Unfortunately, this best-effort approach is not suitable for file names, as file names are also identifiers in Debsources: among other places, they are part of URLs. If an URL were to use placeholder characters to replace those bytes, there would be no deterministic way to match it with a file on disk anymore.

The representation of binary data into text is a known problem. Multiple lossless solutions exist, such as base64 and its variants, but URLs looking like https://sources.debian.org/src/Y293c2F5LzMuMDMtOS4yL2Nvd3NheS8= are not readable at all compared to https://sources.debian.org/src/cowsay/3.03-9.2/cowsay/. Plus, not backwards-compatible with all existing links.

The solution I chose is to use double-percent encoding: this allows the representation of any byte in an URL, while keeping allowed characters unchanged - and preventing CGI gateways from trying to decode non-UTF-8 bytes. This is the best of both worlds: regular file names get to appear normally and are human-readable, and funky file names only have percent signs and hex numbers where needed.

Here is an example of such an URL: https://sources.debian.org/src/aspell-is/0.51-0-4/%25EDslenska.alias/. Notice the %25ED to represent the percentage symbol itself (%25) followed by an invalid UTF-8 byte (%ED).

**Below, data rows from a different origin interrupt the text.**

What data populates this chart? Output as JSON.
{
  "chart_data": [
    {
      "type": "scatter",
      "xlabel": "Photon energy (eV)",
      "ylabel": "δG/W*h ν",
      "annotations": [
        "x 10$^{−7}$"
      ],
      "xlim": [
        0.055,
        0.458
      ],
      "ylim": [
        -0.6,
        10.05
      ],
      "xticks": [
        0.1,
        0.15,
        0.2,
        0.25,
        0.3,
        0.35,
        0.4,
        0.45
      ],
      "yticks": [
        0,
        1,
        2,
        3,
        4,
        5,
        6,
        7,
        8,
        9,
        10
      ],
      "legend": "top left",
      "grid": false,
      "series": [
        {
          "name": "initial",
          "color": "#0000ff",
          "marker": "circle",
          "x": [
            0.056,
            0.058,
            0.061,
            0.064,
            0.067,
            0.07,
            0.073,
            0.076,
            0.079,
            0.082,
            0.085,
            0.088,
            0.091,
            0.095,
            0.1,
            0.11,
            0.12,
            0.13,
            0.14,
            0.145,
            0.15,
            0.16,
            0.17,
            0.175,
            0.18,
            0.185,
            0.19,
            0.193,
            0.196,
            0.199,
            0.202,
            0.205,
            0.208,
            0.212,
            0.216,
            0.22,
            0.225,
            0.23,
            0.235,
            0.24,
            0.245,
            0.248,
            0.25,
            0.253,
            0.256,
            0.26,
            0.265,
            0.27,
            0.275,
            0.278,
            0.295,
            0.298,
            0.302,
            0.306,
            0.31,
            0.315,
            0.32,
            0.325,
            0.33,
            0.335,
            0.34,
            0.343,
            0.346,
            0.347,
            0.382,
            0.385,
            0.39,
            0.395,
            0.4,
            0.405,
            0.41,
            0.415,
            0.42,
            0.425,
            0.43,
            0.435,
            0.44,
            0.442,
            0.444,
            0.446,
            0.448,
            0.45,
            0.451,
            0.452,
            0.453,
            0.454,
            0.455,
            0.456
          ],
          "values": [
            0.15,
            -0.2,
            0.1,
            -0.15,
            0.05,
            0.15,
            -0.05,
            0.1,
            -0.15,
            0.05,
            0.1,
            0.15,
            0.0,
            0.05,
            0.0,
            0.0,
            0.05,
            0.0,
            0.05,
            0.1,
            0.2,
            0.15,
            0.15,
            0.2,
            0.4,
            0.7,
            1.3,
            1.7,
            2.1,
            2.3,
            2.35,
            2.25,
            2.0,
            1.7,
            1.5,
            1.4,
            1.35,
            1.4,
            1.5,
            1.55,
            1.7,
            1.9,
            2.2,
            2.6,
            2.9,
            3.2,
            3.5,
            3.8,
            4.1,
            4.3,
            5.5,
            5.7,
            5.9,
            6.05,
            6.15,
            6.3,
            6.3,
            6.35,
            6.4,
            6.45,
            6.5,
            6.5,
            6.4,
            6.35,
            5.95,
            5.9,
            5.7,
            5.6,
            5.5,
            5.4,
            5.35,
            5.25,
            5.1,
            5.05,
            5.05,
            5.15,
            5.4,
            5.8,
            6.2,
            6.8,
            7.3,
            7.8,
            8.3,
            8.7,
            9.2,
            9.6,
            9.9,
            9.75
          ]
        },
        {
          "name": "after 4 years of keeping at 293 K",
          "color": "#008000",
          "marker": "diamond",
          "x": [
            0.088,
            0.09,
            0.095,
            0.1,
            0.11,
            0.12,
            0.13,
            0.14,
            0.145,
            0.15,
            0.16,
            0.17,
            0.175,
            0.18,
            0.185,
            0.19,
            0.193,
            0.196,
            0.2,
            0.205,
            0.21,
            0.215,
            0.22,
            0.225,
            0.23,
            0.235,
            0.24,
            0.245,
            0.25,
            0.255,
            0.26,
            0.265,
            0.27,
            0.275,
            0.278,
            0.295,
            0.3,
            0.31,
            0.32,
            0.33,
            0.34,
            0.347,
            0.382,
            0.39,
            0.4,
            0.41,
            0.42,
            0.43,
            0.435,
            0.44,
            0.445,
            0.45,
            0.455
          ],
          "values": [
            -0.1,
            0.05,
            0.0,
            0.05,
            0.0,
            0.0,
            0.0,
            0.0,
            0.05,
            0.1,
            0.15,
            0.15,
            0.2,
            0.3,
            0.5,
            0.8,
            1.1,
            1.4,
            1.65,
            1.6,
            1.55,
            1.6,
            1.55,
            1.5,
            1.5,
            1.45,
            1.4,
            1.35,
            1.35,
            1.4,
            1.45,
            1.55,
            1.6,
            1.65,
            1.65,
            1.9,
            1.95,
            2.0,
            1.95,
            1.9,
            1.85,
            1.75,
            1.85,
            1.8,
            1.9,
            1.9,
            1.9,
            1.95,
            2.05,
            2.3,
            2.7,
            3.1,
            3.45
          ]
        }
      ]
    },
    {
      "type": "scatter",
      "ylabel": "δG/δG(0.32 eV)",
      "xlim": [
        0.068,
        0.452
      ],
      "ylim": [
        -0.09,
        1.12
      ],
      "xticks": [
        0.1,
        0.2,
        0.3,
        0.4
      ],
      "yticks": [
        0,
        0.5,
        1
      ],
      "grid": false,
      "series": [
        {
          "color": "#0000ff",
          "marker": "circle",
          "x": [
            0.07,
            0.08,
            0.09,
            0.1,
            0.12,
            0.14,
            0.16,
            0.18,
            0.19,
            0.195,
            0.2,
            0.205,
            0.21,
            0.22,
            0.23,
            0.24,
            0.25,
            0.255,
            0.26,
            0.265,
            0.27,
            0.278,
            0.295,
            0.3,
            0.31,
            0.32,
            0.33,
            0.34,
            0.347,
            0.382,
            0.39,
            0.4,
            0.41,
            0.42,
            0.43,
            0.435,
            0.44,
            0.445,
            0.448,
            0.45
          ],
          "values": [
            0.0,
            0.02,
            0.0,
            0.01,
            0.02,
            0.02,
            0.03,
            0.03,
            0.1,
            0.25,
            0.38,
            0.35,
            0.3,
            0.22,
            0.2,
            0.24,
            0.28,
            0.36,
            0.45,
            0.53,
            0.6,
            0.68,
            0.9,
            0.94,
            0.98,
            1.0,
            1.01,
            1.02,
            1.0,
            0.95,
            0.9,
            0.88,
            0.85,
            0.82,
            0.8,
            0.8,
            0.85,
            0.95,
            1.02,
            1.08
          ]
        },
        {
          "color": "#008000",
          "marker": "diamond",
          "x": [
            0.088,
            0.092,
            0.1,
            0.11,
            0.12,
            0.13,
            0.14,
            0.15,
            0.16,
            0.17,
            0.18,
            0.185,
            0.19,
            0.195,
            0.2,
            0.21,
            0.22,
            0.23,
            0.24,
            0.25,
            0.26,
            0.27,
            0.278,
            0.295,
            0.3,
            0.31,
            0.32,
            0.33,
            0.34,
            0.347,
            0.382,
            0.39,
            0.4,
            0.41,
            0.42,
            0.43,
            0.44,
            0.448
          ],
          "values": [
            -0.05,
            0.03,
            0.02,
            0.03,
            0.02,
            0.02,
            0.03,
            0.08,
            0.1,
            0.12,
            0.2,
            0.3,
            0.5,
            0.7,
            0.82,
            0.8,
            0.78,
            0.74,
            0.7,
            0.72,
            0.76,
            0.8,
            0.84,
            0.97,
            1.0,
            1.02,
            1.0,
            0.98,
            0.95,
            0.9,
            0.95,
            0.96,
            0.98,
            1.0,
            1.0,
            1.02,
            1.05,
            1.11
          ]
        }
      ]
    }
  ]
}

Transitioning to this was quite a challenge, as those file names don't only appear in URLs, but also in web pages themselves, log files, database tables, etc. And everything was done with str: made sense in python2 when str were bytes, but not much in python3.

What are those files? What's their network?

I was wondering too. Let's list them!

import os

with open('non-utf-8-paths.bin', 'wb') as f:
    for root, folders, files in os.walk(b'/srv/sources.debian.org/sources/'):
        for path in folders + files:
            try:
                path.decode('utf-8')
            except UnicodeDecodeError:
                f.write(root + b'/' + path + b'\n')

Running this on the Debsources main instance, which hosts pretty much all Debian packages that were part of a Debian release, I could find 307 files (among a total of almost 100 million files).

Without looking deep into them, they seem to fall into 2 categories:

File names that are not valid UTF-8, but are valid in a different charset. Not all software is developed in English or on UTF-8 systems.
File names that can't be decoded to UTF-8 on purpose, to be used as input to test suites, and assert resilience of the software to non-UTF-8 data.

That last point hits home, as it was clearly lacking in Debsources. A funky file name is now part of its test suite. ;)